The bill now heads to the House, which faces a July 31 deadline before the legislature is scheduled to break for the summer.
— Karen Spilka (@KarenSpilka) July 14, 2020
“There is no doubt that we are in a difficult moment, both nationally and in our Commonwealth,” Senate President Karen Spilka said in a statement, “but I’m proud of the Senate for listening to calls for racial justice and beginning the difficult work of reducing institutionalized violence, shifting our focus and resources to communities that have historically been negatively impacted by aggressive policing, and introducing many creative ideas to build greater equity and fairness in our Commonwealth.”
So—what would the bill do?
First, and most controversially, it would chip away at (but not eliminate) so-called “qualified immunity,” the doctrine that says cops can’t be held accountable in lawsuits unless their misconduct is explicitly established in the law as illegal, and which has shielded violent police officers from being personally responsible for their actions. Police say that limiting qualified immunity puts them at risk of frivolous lawsuits. If the bill passed, Massachusetts would follow Colorado to become the second state to curtail such protections.

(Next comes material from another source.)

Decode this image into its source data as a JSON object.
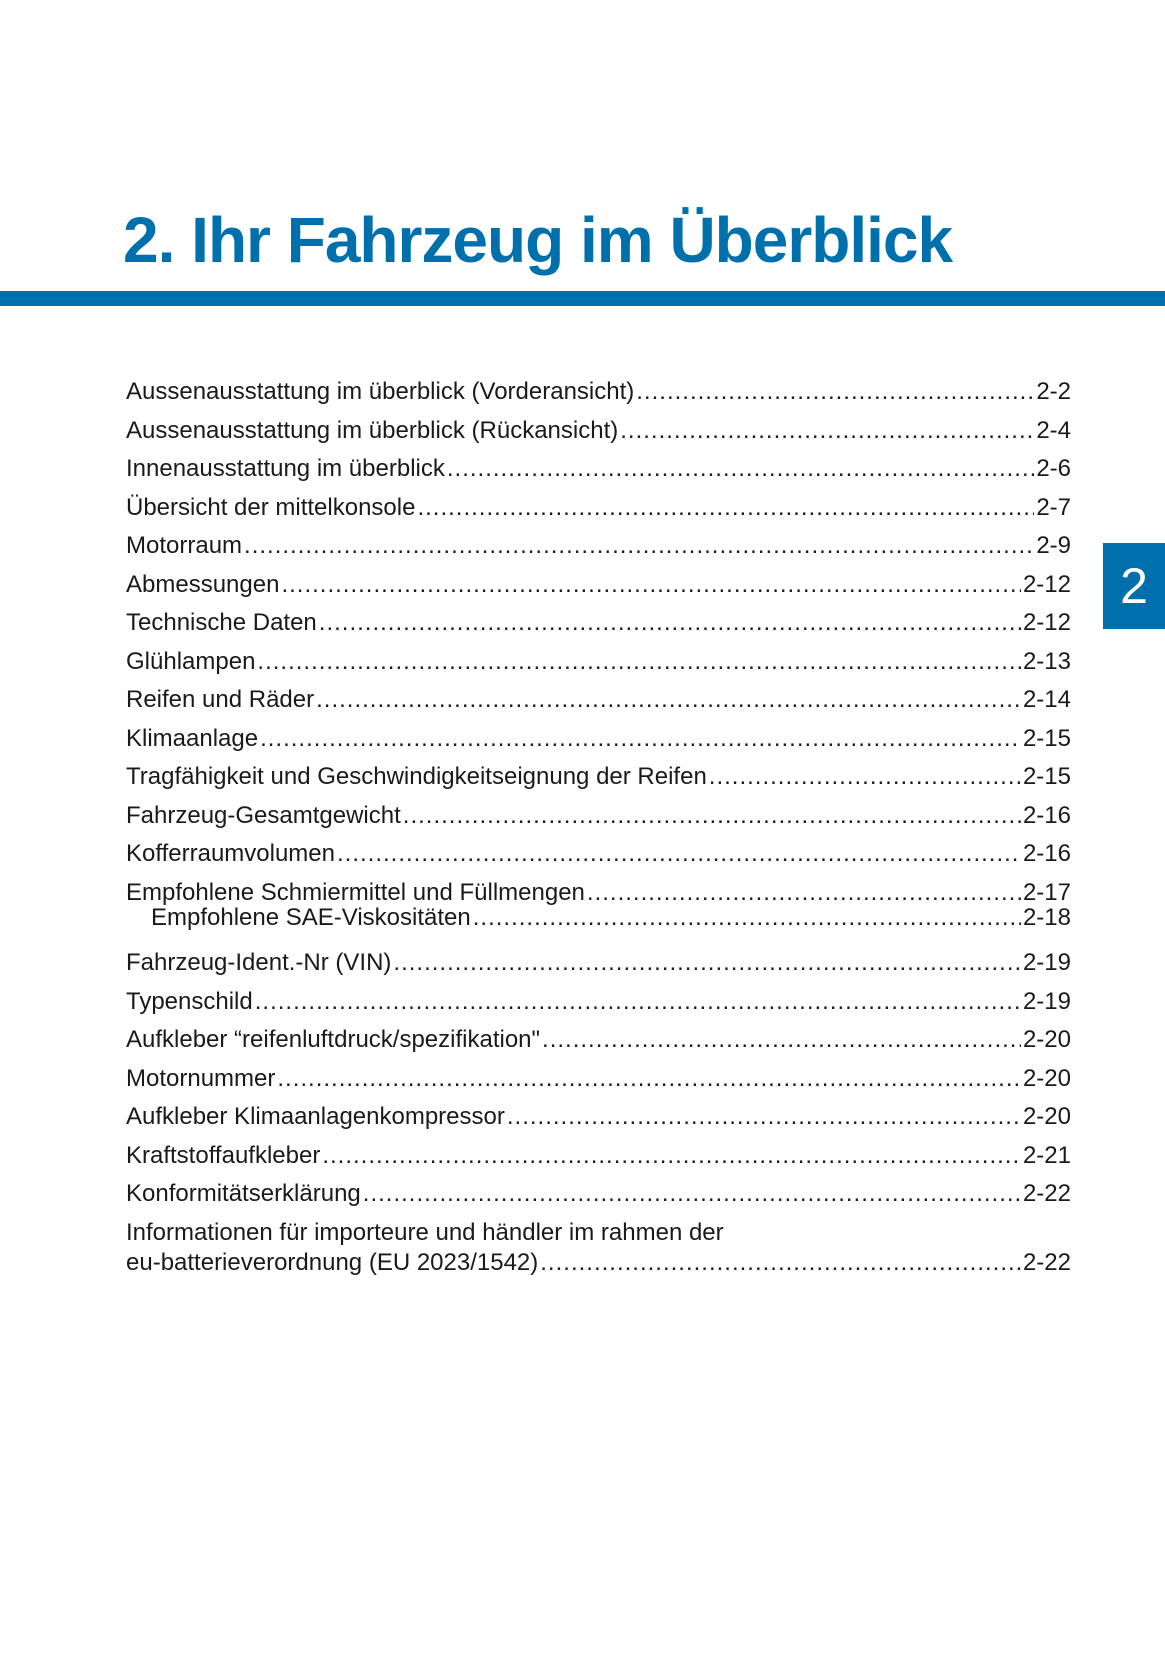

It would also create a Police Officer Standards and Accreditation Committee, which would be empowered to monitor and investigate police conduct, license law enforcement, and revoke licenses for violent or racist behavior and other misdeeds. Licenses would come up for review every three years, and reports of misconduct would be compiled in a searchable database that would follow an officer through the rest of his or her career.
Additionally, the bill would ban one of the more heinous tactics in the problem-cop toolbox, chokeholds, and set new limits on the use of tear gas, a weapon of war used repeatedly on protesters in Massachusetts and elsewhere during Black Lives Matter demonstrations.
Other measures included in the bill’s dense language would ask the new accreditation committee to set standards for police conduct in large crowds, require police departments to seek “civilian authorization” before buying military equipment for use on citizens, and ban schools from feeding information about students’ immigration status or suspected gang affiliation to police. The bill would also let many young people charged with crimes expunge their records, and allow the head of the State Police to be drawn from outside the ranks of current troopers.
Now that the bill has moved to the House, Speaker Robert DeLeo says he aims to hold a first meeting this week. “Despite a changed timetable, House leadership remains committed to working with the Black and Latino Legislative Caucus and House colleagues to take decisive action through omnibus legislation. We look forward to reviewing the Senate’s engrossed bill and the work ahead,” DeLeo said, according to the State House News Service.